Deleting a user via the Webex bot Deleting a user via the Webex bot


Drift Detection & Nightly Reconcile

Best-effort provisioning has a trade-off: a license or extension assignment can fail with a warning rather than blocking the batch, which means a user can be present in Git yet have no working dial tone in Webex. To catch that, provision.py --check compares a manifest against live Webex read-only and flags the mismatches a plain audit misses β€” including “calling declared but no Professional license assigned.” It exits 0 in sync and 2 on drift, so it doubles as a CI gate.

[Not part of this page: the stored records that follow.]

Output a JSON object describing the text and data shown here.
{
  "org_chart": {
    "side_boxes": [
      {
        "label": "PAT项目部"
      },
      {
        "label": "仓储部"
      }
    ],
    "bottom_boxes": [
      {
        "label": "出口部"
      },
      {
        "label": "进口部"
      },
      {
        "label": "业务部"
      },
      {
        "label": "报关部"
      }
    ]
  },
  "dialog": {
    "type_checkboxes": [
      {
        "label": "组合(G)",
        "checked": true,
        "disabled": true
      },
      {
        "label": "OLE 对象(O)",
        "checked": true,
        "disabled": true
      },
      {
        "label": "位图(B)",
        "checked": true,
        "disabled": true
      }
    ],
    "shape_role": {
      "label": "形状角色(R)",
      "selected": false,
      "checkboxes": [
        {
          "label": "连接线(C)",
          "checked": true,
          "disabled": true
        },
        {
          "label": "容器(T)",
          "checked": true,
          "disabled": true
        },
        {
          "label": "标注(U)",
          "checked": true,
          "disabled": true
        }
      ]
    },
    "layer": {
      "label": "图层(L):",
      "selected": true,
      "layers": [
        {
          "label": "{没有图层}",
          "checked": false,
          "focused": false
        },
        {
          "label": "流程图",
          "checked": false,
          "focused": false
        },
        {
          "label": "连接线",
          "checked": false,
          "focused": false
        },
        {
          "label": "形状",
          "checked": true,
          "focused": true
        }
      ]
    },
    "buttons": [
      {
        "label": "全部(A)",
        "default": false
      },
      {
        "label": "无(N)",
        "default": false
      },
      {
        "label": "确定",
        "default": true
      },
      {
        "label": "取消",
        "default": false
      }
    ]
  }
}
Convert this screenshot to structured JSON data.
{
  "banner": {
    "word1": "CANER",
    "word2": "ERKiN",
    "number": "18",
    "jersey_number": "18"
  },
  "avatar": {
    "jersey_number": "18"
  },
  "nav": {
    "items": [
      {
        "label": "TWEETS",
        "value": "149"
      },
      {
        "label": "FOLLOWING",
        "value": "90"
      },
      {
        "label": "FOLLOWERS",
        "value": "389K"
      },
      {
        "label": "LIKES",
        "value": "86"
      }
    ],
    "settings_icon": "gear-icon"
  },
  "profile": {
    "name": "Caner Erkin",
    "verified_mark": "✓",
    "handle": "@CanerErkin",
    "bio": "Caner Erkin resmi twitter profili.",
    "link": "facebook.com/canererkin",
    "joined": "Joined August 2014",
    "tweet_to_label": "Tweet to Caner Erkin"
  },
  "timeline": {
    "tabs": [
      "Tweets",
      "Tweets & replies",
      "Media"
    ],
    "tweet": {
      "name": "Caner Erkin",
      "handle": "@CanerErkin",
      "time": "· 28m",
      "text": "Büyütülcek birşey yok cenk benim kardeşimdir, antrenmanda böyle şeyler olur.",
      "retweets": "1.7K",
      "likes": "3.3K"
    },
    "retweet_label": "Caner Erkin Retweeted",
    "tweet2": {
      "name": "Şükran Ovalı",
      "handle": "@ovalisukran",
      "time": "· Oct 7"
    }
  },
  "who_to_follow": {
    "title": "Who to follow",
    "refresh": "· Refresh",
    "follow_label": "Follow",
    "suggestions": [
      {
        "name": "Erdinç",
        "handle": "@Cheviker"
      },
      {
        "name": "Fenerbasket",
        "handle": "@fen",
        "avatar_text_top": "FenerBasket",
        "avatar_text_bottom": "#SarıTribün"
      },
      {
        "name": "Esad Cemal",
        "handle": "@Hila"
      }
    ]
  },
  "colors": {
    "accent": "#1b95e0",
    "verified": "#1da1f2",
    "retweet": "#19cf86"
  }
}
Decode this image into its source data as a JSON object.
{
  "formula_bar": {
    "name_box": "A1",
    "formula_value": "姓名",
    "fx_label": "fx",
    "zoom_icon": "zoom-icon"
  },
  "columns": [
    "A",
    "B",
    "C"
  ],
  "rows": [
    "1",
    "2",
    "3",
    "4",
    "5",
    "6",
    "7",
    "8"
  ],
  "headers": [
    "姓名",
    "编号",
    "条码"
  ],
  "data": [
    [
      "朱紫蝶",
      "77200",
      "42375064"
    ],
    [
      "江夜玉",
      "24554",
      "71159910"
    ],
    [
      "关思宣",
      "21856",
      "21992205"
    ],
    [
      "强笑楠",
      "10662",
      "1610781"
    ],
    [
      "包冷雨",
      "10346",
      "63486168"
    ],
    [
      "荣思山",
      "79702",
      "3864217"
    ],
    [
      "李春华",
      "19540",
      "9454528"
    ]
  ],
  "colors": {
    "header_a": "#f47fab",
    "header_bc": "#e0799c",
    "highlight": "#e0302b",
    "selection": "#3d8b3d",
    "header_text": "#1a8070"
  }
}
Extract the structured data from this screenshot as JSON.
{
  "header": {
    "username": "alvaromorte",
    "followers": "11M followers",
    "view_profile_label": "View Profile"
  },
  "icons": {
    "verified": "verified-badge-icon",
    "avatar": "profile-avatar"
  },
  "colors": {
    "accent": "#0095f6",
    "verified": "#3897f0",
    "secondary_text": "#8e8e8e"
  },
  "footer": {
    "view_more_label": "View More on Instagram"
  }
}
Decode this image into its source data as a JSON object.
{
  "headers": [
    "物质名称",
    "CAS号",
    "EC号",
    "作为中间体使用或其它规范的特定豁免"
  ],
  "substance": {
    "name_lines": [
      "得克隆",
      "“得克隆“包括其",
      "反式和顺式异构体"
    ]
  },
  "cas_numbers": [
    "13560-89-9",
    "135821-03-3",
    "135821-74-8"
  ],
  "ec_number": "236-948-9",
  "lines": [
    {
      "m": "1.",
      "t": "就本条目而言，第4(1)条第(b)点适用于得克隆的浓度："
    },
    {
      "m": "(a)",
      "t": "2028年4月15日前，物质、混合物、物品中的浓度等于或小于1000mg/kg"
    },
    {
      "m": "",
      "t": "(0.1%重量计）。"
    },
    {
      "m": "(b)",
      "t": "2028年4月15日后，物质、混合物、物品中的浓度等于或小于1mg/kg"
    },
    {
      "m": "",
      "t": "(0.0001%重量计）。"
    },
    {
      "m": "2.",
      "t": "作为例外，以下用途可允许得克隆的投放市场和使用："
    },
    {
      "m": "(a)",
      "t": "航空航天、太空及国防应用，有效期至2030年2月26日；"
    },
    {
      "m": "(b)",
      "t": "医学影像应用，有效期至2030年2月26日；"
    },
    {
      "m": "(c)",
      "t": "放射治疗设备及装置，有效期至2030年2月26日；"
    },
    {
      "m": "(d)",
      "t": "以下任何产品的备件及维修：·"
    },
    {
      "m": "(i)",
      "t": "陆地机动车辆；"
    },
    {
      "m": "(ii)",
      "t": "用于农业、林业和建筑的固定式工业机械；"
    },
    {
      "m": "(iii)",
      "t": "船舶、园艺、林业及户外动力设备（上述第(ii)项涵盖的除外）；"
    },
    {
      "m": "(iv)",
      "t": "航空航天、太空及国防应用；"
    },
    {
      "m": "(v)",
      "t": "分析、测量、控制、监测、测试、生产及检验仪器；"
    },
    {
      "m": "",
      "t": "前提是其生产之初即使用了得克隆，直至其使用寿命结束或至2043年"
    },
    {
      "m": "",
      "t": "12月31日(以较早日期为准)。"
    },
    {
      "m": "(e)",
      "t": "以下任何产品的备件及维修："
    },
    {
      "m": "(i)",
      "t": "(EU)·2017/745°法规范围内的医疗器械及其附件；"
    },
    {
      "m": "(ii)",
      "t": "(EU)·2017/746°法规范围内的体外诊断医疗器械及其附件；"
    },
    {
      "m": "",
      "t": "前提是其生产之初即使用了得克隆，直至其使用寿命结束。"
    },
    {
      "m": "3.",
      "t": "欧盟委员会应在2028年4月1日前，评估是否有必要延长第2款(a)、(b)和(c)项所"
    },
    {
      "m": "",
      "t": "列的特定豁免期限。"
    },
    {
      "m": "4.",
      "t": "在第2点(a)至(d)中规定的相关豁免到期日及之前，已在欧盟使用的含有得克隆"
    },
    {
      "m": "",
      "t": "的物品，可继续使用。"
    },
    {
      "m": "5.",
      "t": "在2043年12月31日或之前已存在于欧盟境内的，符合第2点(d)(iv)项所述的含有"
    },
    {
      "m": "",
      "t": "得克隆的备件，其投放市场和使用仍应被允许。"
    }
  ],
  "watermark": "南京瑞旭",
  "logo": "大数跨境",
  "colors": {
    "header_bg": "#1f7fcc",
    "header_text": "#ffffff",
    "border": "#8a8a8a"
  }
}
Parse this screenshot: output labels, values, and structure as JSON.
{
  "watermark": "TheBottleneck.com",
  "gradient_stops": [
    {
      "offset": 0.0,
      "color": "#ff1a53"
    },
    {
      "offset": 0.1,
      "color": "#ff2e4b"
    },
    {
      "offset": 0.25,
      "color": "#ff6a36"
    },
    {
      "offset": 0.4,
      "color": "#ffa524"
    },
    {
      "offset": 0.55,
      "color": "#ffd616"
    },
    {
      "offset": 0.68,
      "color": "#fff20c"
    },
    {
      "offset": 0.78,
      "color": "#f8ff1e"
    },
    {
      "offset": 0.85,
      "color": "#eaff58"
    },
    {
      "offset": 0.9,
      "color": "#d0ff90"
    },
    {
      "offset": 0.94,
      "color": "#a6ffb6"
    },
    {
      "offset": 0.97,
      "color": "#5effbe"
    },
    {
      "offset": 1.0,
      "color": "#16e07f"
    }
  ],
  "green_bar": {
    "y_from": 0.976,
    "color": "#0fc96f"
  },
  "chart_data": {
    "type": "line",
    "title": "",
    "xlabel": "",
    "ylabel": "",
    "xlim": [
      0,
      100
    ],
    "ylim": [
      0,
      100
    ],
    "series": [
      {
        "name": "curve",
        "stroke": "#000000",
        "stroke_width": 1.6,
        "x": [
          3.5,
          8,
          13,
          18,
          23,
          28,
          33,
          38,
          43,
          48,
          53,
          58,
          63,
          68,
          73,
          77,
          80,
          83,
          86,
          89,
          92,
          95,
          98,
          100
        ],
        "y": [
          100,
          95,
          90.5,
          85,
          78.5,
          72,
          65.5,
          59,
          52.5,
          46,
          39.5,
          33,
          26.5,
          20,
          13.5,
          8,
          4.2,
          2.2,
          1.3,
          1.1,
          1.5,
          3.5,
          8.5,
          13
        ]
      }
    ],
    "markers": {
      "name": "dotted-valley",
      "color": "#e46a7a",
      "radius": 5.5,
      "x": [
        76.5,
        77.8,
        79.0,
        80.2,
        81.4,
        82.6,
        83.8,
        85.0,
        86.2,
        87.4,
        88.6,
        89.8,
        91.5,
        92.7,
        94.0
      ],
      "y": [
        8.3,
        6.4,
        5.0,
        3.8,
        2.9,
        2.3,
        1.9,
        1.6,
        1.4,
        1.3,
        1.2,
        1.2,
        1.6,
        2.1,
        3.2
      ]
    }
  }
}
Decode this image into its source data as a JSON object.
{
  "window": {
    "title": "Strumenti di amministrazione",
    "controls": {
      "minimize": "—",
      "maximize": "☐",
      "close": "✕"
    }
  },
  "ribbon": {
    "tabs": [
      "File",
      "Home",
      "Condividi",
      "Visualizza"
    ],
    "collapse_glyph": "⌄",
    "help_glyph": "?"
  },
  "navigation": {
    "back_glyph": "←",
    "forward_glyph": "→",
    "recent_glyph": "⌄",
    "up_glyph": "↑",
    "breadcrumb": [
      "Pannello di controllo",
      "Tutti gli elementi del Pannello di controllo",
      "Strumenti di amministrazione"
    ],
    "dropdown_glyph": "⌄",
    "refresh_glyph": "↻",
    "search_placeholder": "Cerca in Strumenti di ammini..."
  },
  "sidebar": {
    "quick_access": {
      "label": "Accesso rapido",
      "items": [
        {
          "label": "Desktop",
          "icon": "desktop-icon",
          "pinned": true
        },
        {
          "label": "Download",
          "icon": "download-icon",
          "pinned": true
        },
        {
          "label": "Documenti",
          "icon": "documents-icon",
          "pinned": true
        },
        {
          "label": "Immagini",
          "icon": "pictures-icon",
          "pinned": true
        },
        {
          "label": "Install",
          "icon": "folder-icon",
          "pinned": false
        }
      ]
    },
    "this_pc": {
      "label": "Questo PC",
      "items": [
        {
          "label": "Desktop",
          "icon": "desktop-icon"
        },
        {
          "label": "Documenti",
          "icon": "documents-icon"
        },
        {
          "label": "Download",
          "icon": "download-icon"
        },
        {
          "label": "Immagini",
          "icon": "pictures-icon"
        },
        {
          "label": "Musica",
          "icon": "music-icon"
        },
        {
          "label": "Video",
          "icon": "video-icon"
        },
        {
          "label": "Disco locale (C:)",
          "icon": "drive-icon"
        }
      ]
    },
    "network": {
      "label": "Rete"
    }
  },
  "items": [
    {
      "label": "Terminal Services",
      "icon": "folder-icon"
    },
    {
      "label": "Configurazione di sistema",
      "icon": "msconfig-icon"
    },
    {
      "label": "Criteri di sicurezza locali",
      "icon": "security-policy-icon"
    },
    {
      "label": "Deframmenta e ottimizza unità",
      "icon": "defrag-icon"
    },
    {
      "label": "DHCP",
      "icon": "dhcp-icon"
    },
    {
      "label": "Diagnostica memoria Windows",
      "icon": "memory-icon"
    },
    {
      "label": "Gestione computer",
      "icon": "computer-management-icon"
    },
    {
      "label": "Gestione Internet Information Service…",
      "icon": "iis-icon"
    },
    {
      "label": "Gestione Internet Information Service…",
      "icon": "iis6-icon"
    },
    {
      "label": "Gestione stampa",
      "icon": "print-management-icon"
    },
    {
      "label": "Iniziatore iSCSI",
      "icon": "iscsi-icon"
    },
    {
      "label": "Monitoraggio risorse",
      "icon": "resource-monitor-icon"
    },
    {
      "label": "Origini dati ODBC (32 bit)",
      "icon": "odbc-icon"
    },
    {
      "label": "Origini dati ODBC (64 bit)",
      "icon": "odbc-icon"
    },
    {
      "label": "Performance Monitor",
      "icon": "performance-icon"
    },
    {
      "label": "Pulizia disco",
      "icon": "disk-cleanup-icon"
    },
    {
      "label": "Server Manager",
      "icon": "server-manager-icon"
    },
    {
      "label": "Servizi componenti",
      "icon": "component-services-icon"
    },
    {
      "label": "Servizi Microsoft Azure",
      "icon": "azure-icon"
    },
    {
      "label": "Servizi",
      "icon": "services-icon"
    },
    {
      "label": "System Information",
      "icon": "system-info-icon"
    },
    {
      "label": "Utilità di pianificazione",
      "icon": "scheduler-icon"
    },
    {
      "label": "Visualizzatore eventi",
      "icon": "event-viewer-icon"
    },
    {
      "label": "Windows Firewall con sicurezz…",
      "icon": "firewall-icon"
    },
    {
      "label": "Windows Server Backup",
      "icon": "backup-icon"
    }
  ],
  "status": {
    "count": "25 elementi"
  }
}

For continuous reconcile, the workflow also runs nightly (03:00 UTC) via reconcile.py, re-asserting every manifest β€” so a manual change made directly in Control Hub drifts back into line, ArgoCD/Flux-style. Each nightly run writes a dated Markdown report (reports/reconcile-YYYY-MM-DD.md) and commits it back, giving a versioned record of every reconcile. A workflow concurrency group serializes runs so overlapping merges can’t race on Webex writes.


Least-Privilege by Design

Credentials are split by concern so no single token can do everything:

Purpose Scope
Webex chat (bot) Chat-only token, no admin scopes β€” can’t create or delete users
GitHub PRs Fine-grained token, single repo (Contents + Pull requests)
Claude (agent) API key, only on the bot host
Webex admin (CI) people_read + people_write, stored as an Actions secret

The bot that talks to humans holds no power to change Webex; the pipeline that changes Webex never talks to humans. The only bridge between them is a reviewed pull request.


Lessons Learned

  • Treat telephony like infrastructure. Declarative YAML + Git review + a reconcile loop turns “who changed this extension?” from a mystery into a git log.
  • Verify effects, not acknowledgements. A Webex job can report success while doing nothing β€” inspect the per-item result.
  • Idempotency is what makes reconcile safe. Look users up by email and update in place; then re-running the whole set nightly is a feature, not a risk.
  • Put the LLM at the edge, not in the control path. The agent only drafts a manifest; a human merge still provisions. Natural language lowers the barrier without handing the keys to a model.
  • Separate credentials by blast radius. Chat token, PR token, admin token, LLM key β€” four keys, four concerns, no god-token.

Same GitOps muscle memory from the Hugo blog pipeline, pointed at Cisco Webex instead of a container image. Declare it, review it, let the robots reconcile it.